One question hangs over the exchange. Will they suffer another outage at the halving time, and there is a possible surge, or will it happen before?

dForce Refunds $25M

Earlier in April, a hacker was successful in breaching the defenses of dForce and draining about 99% of all funds the company thought were locked in a short span of three hours.

A couple of days later, the hacker made a blunder and revealed his identity while creating a fund transfer. The loss up until that point was around $25 million. It was when he noticed his identity was revealed; he returned all the funds.

Mindao Yang, one of the dForce founders, stated in a recent blog post that the funds had been recaptured. They made this possible through collaborative efforts by law enforcement, the crypto community, investors, and the company’s partners.

Since the event, dForce has been working alongside a third party to put in place some risk management methodologies to help redistribute the funds to customers.
The company has also been actively working on its Asset Recovery System that enables transitions of assets back to users who use the MetaMask wallets.
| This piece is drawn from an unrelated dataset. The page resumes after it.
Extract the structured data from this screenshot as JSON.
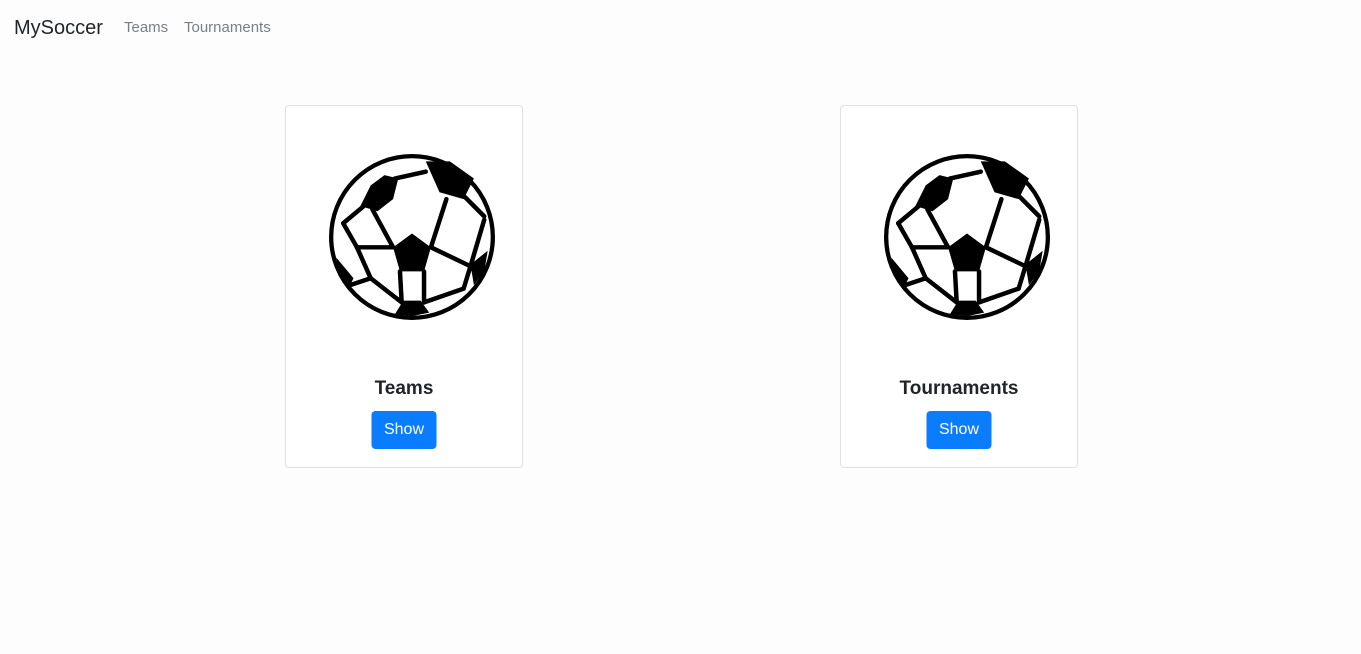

At the time of writing dForce states that all users affected by this breach, have had all their funds reinstated. 90% of these were handed back in 24 hours.

All appears good with the firm, yet there is plenty of criticism from around the crypto and blockchain community.

Many claim dForce is just a copy of another platform ‘Compound,’ and they copied the code before making some alterations and claiming it was theirs.

Unfortunately, they didn’t run the changes through security audits, and thus the above issue occurred.